This means any content producer can use Adobe's publishing software to build video and motion graphics suitable for the iPad, as well as most other mobile devices.

Plus, Adobe incorporated HTML5 into its popular Illustrator and Dreamweaver software programs and highlighted an HTML5 program dubbed Edge for creating animated Web content it highlighted at its analyst meeting.

The company said it plans to infuse HTML5 technology across its entire product line over the coming years, offering increasingly sophisticated tools and services to design professionals, publishers, retailers and other businesses.


The ABCs of HTML5

While the difference between Flash and HTML5 might seem like inside baseball for the average person, it is of keen interest to developers and device makers from Motorola Mobility Holdings Inc. to Samsung Electronics Co. Ltd.

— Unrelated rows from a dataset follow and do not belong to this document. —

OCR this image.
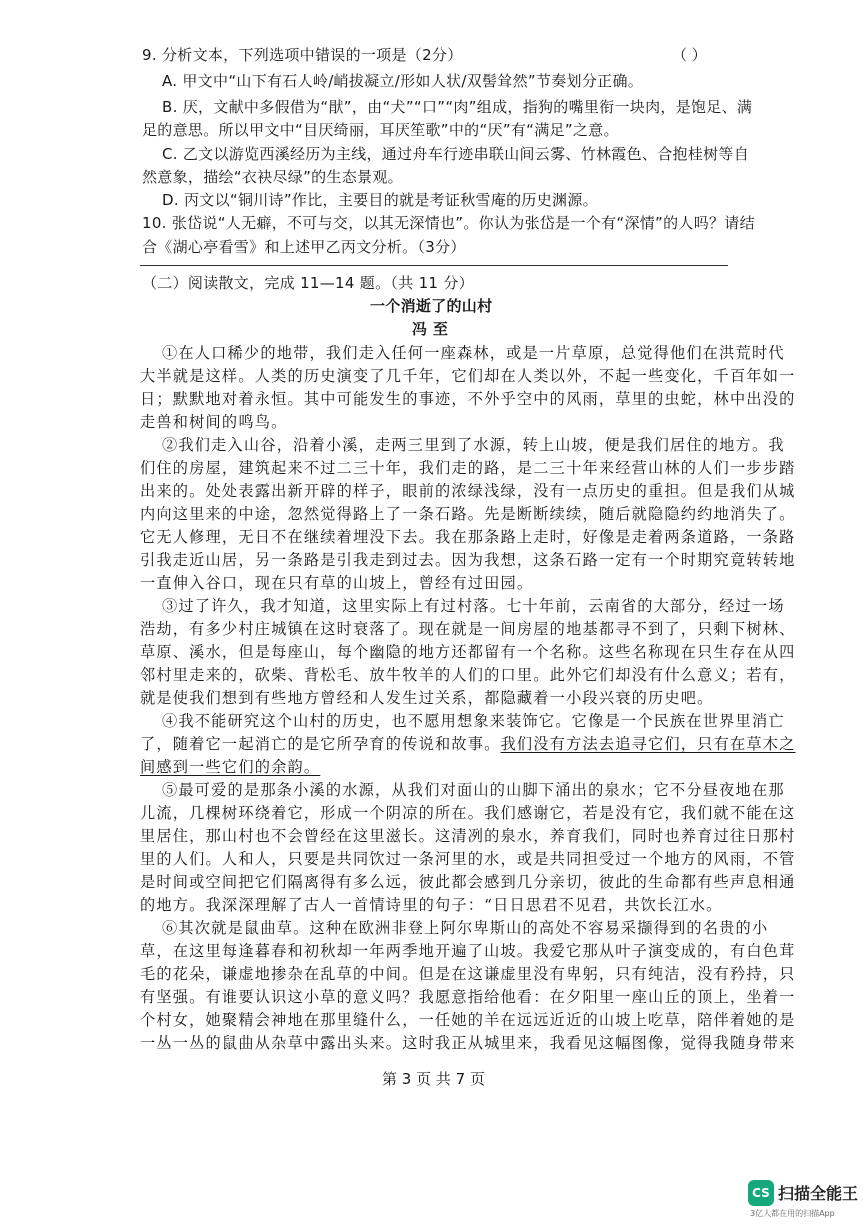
9. 分析文本，下列选项中错误的一项是（2分）	（ ）
A. 甲文中“山下有石人岭/峭拔凝立/形如人状/双髻耸然”节奏划分正确。
B. 厌，文献中多假借为“猒”，由“犬”“口”“肉”组成，指狗的嘴里衔一块肉，是饱足、满
足的意思。所以甲文中“目厌绮丽，耳厌笙歌”中的“厌”有“满足”之意。
C. 乙文以游览西溪经历为主线，通过舟车行迹串联山间云雾、竹林霞色、合抱桂树等自
然意象，描绘“衣袂尽绿”的生态景观。
D. 丙文以“铜川诗”作比，主要目的就是考证秋雪庵的历史渊源。
10. 张岱说“人无癖，不可与交，以其无深情也”。你认为张岱是一个有“深情”的人吗？请结
合《湖心亭看雪》和上述甲乙丙文分析。（3分）
（二）阅读散文，完成 11—14 题。（共 11 分）
一个消逝了的山村
冯 至
①在人口稀少的地带，我们走入任何一座森林，或是一片草原，总觉得他们在洪荒时代
大半就是这样。人类的历史演变了几千年，它们却在人类以外，不起一些变化，千百年如一
日；默默地对着永恒。其中可能发生的事迹，不外乎空中的风雨，草里的虫蛇，林中出没的
走兽和树间的鸣鸟。
②我们走入山谷，沿着小溪，走两三里到了水源，转上山坡，便是我们居住的地方。我
们住的房屋，建筑起来不过二三十年，我们走的路，是二三十年来经营山林的人们一步步踏
出来的。处处表露出新开辟的样子，眼前的浓绿浅绿，没有一点历史的重担。但是我们从城
内向这里来的中途，忽然觉得路上了一条石路。先是断断续续，随后就隐隐约约地消失了。
它无人修理，无日不在继续着埋没下去。我在那条路上走时，好像是走着两条道路，一条路
引我走近山居，另一条路是引我走到过去。因为我想，这条石路一定有一个时期究竟转转地
一直伸入谷口，现在只有草的山坡上，曾经有过田园。
③过了许久，我才知道，这里实际上有过村落。七十年前，云南省的大部分，经过一场
浩劫，有多少村庄城镇在这时衰落了。现在就是一间房屋的地基都寻不到了，只剩下树林、
草原、溪水，但是每座山，每个幽隐的地方还都留有一个名称。这些名称现在只生存在从四
邻村里走来的，砍柴、背松毛、放牛牧羊的人们的口里。此外它们却没有什么意义；若有，
就是使我们想到有些地方曾经和人发生过关系，都隐藏着一小段兴衰的历史吧。
④我不能研究这个山村的历史，也不愿用想象来装饰它。它像是一个民族在世界里消亡
了，随着它一起消亡的是它所孕育的传说和故事。我们没有方法去追寻它们，只有在草木之
间感到一些它们的余韵。
⑤最可爱的是那条小溪的水源，从我们对面山的山脚下涌出的泉水；它不分昼夜地在那
儿流，几棵树环绕着它，形成一个阴凉的所在。我们感谢它，若是没有它，我们就不能在这
里居住，那山村也不会曾经在这里滋长。这清冽的泉水，养育我们，同时也养育过往日那村
里的人们。人和人，只要是共同饮过一条河里的水，或是共同担受过一个地方的风雨，不管
是时间或空间把它们隔离得有多么远，彼此都会感到几分亲切，彼此的生命都有些声息相通
的地方。我深深理解了古人一首情诗里的句子：“日日思君不见君，共饮长江水。
⑥其次就是鼠曲草。这种在欧洲非登上阿尔卑斯山的高处不容易采撷得到的名贵的小
草，在这里每逢暮春和初秋却一年两季地开遍了山坡。我爱它那从叶子演变成的，有白色茸
毛的花朵，谦虚地掺杂在乱草的中间。但是在这谦虚里没有卑躬，只有纯洁，没有矜持，只
有坚强。有谁要认识这小草的意义吗？我愿意指给他看：在夕阳里一座山丘的顶上，坐着一
个村女，她聚精会神地在那里缝什么，一任她的羊在远远近近的山坡上吃草，陪伴着她的是
一丛一丛的鼠曲从杂草中露出头来。这时我正从城里来，我看见这幅图像，觉得我随身带来
第 3 页 共 7 页
CS 扫描全能王
3亿人都在用的扫描App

HTML 5, a code used to publish words, pictures and videos, is quickly becoming the globally accepted standard for the Web. It was developed with the goal of better handling multimedia and graphics, and to work across multiple platforms, as they have become more central to Internet browsing.

Since Apple refused to adopt Flash, HTML5 has taken off. Developers who used Adobe's proprietary Flash technology did not want to miss out on having their content viewed by iPhone and iPad users. So while Flash applications were not visible on Apple's iOS system, developers used HTML5 to ensure content like YouTube videos could be viewed on Apple products.